“Brotherhood: When West Point Rugby Went to War” tells the story of the West Point's class of 2002 Rugby team and the career trajectory of these fifteen officers through the war on terror and beyond.
Pengelly chose an interesting lens through which to view the war, one which hasn't been told before. At the time West Point rugby wasn't seen as a huge priority, but he became interested after playing a game against them with his own rugby club. These players went on to continue their studies at West Point during the 9/11 attacks and then graduated just as the invasion of Iraq was ramping up.
With the book just a week away from publication, Connecting Vets was able to catch up with the author, now a journalist at The Guardian in New York City to discuss Brotherhood.
“We played a game against the West Point cadets who played a kind of rugby that we'd never seen before because obviously, it's an American military,” Pengelly explained about his first meeting with the cadets in 2002. “It was a great game.
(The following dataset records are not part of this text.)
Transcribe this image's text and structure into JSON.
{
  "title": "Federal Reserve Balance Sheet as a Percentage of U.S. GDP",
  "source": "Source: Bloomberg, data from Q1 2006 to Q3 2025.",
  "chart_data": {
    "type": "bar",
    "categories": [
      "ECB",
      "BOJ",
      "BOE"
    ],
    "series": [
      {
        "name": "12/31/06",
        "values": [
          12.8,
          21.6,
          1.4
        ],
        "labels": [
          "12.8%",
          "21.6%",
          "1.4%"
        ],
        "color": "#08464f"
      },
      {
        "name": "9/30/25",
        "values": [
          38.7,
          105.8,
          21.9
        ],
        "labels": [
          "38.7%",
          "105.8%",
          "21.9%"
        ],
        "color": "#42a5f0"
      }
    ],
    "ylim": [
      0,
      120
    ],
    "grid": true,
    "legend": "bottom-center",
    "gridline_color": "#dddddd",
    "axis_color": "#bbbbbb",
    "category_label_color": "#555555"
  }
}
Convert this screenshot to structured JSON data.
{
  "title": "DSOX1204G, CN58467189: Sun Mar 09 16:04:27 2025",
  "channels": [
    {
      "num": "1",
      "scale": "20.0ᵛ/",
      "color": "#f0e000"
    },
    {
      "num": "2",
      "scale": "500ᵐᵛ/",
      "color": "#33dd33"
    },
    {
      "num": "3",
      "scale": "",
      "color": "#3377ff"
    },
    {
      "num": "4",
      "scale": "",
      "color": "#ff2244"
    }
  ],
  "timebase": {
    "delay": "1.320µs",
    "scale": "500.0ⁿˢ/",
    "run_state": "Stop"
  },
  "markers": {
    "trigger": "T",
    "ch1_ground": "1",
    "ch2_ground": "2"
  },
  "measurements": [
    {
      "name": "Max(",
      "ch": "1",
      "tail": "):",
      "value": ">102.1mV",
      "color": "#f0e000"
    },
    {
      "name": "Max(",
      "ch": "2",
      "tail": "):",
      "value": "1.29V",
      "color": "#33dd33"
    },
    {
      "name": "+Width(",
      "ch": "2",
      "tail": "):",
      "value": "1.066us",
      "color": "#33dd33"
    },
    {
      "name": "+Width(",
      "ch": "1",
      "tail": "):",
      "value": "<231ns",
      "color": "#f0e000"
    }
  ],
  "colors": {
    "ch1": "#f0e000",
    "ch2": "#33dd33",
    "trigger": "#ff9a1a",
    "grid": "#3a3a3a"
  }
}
We mingled with the cadets afterward, briefly, swapped mementos, things like that. Then they went their way and we went ours. That was about almost exactly a year before the invasion of Iraq.”
Going on to become a journalist, his experience playing against the cadets stuck with him and many years later while working in New York City, he took the train up to West Point to try to see if he could reconnect with the players and explore if there was a story there. He met the team's coach Mike Mahan on his very last day of work, finding him packing up his office into boxes.
Upon talking with Pengelly, the coach reached into one of the boxes and pulled out a picture the West Point Rugby team of 2002. “Mahan very simply pointed to the picture,” and said, “Three of the 12 or 13 players are on that and so these three guys are no longer with us.”
Pengelly knew he had to write about what turned out to be 15 players and their coach. It started as a news article and then as he collected material the project turned into a full-fledged book. At once both a book about sports and about war, it charts the journey of the rugby team as they graduate and serve in the U.S. Army. Two died in tragic accidents, another of cancer, and another in combat in Iraq. A few go on to serve in America's most elite special operations units. The last one to leave the military just recently retired after a career flying Apache attack helicopters.
“I had always wanted to write a book about what rugby is and what rugby means,” Pengelly said. “This book is obviously about many other things but for me, that is kind of what got me there in the first place and I find West Point to be a sort of concentrated example of the rugby spirit.”
However, when Pengelly was invited to the team's 2021 reunion the coach dully informed him that really what his book is about is something else.
“It's about how West Point makes leaders and of course, it absolutely is, that's why it's this strange hybrid book that's quite hard to describe,” Pengelly explained.
“It's not going to be like any other book, really but that's just how it is and that's why the cover is a rugby ball with dog tags thrown over it.”